Staff work closely with parents and other professionals. As a result, children are making good progress in their development. The pre-school uses additional funding to ensure that all children have access to the curriculum.

For example, children are offered extra sessions, one-to-one support and role-play pop-up activity days.The staff ensure that every child has the opportunity to progress in their development. They set out activities to entice children to engage and learn new skills.

Children enjoy mixing paints. They talk about the colours, changing them and making new colours. Staff help children to develop their small hand muscles.

They encourage them to roll, squash and squeeze the play dough. Staff use mathematical language such as 'taller' and 'smaller' when measuring the children's height. However, staff are not consistent in their teaching of mathematical concepts, such as counting and numbers.

Children's independence is well supported. Staff have high expectations and children undertake many tasks for themselves. For instance, during snack time they pour their drinks and serve their snack.

They wash and dry up their cups and plates. Children go the toilet by themselves and know to wash their hands before mealtimes. They independently access resources and make choices in their play.

Children tell visitors, 'You need a hat and put on sun cream when it's sunny outside.' Staff provide a language-rich environment. They constantly talk to children, sing songs and read books.

Staff place a strong focus on children's language development. They repeat mispronounced words back to the children and use repetition to check their understanding.
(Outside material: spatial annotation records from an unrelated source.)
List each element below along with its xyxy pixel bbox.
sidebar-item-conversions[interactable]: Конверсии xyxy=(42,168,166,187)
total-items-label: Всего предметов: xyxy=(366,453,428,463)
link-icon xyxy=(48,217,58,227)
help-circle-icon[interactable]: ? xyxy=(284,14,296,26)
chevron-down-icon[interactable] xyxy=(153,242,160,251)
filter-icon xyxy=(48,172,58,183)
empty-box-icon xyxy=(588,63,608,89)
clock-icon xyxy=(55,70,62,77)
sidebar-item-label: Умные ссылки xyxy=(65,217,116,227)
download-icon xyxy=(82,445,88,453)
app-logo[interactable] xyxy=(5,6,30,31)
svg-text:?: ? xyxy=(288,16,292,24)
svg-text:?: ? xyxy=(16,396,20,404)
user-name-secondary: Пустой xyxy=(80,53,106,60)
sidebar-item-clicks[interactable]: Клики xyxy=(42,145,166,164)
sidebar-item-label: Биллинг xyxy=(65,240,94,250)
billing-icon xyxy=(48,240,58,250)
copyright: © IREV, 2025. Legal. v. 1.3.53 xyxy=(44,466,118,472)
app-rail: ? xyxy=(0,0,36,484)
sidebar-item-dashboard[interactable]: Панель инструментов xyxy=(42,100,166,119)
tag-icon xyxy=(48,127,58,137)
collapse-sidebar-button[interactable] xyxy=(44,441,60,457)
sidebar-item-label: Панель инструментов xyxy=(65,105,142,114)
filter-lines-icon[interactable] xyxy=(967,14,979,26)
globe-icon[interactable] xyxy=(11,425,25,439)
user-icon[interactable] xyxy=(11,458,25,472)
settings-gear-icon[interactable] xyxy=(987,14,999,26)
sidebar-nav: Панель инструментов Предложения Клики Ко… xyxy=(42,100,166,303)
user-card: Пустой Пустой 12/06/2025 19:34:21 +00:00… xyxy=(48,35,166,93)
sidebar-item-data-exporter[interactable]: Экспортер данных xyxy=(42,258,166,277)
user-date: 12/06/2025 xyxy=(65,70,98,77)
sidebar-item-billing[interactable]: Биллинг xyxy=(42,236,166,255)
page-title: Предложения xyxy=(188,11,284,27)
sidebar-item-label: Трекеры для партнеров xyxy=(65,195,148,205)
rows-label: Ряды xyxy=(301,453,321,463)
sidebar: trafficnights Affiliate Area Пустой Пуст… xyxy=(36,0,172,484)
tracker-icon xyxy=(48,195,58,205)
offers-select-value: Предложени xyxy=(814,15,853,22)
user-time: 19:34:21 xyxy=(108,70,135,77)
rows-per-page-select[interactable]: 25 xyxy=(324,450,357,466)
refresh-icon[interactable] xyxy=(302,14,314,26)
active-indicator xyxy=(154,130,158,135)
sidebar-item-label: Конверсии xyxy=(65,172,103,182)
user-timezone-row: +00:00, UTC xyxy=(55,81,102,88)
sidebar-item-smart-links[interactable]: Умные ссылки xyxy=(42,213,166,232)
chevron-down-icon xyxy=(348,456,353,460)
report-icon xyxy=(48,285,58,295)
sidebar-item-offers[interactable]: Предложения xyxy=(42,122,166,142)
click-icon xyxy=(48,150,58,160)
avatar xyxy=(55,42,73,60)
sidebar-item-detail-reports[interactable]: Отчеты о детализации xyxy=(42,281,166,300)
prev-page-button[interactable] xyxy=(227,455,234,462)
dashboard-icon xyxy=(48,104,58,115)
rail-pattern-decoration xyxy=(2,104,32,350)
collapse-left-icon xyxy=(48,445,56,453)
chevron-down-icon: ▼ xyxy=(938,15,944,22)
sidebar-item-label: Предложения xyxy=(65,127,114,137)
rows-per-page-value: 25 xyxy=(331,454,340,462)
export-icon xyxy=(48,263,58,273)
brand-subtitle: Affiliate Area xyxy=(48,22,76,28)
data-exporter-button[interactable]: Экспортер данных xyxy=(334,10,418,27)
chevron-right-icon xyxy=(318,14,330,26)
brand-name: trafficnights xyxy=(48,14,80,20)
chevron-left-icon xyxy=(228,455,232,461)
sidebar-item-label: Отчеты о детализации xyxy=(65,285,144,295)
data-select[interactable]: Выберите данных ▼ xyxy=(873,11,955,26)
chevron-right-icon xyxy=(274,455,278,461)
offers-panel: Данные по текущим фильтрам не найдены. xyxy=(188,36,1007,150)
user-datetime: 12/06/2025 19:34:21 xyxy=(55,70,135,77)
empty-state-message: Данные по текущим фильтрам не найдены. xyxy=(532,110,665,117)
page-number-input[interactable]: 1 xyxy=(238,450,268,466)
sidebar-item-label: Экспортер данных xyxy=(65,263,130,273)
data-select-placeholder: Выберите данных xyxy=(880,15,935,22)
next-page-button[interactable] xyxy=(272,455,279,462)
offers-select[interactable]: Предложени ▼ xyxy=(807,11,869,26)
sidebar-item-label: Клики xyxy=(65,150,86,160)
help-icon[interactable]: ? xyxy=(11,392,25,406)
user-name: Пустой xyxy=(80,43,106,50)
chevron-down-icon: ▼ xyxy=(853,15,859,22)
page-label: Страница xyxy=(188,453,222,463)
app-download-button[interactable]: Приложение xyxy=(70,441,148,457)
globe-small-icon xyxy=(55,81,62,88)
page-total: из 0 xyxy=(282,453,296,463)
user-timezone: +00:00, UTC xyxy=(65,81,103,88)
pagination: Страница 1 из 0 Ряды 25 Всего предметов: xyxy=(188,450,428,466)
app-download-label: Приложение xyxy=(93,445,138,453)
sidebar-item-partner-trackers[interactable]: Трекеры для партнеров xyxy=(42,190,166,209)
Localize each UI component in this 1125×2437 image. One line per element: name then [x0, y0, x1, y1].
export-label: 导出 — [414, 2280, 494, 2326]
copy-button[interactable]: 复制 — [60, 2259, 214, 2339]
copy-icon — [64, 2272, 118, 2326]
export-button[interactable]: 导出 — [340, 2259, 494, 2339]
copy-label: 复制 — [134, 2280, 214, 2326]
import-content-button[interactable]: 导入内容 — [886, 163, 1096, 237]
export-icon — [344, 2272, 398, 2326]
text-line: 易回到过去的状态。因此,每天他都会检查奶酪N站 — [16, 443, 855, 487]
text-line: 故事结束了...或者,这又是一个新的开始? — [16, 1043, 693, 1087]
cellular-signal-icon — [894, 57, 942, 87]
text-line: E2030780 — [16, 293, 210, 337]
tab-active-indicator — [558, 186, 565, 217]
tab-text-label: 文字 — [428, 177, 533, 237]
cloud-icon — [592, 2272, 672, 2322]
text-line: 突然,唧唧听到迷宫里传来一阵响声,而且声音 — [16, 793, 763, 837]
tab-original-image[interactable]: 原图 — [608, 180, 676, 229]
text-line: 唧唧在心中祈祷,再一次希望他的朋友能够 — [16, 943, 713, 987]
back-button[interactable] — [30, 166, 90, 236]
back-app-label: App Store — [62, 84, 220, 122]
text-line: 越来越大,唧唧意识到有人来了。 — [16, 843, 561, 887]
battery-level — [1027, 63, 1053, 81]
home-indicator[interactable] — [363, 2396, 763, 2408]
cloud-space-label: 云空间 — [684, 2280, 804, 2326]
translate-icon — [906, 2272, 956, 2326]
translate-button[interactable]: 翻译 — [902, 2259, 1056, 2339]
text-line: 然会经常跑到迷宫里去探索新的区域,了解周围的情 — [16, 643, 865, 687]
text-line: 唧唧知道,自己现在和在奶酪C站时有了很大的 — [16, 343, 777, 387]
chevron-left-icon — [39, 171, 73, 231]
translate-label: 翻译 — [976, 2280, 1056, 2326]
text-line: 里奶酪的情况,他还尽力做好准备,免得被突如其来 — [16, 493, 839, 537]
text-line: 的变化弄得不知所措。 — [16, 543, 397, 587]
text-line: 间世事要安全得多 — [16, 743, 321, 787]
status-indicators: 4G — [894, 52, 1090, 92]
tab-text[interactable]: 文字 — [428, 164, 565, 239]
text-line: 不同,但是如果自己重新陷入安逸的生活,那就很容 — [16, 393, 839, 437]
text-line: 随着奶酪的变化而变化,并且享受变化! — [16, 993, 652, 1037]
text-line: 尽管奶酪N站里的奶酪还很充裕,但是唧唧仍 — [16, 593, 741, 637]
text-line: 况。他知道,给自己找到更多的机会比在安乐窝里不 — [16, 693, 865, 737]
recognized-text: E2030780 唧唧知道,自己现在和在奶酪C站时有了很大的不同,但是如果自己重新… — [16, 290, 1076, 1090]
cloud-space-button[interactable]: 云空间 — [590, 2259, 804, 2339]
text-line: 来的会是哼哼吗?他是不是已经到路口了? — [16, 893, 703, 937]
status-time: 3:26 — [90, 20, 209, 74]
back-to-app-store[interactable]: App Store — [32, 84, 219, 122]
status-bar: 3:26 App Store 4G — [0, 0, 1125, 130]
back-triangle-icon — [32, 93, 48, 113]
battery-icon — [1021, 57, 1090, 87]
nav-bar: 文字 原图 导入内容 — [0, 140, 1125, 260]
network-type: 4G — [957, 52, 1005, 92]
Staff narrate as children play to help them hear and learn new words.

This supports children to be confident communicators.Parents say that staff are 'nurturing'. They comment on the regular feedback they receive about their children's development and next steps.

Parents state that the pre-school offers a stimulating environment where their children thrive. They say that the pre-school arrangements are very flexible and that communication is very good. Parents attend open days.

The manager and staff are very passionate about providing the highest-quality care and learning for the children. The manager has built a team of staff who are confident in their roles and enjoy coming to work. Staff comment that they feel valued and respected.


The arrangements for safeguarding are effective.All staff have attended child protection training. They can identify potential abuse and know where to record and report their concerns.

Staff are clear about the importance of making prompt referrals, should they have any concerns about a child. They have a written policy in place with the contact details of external agencies. In addition, staff have a noticeboard with the same information for quick reference.

Staff are aware of the whistle-blowing policy and know what to do if they become concerned about the behaviour of a colleague. There are robust recruitment procedures to ensure staff's suitability to work with children.

What does the setting need to do to improve?

To further improve the quality of the early years provision, the provider should: support staff to be consistent in developing children's mathematical awareness of numbers and counting.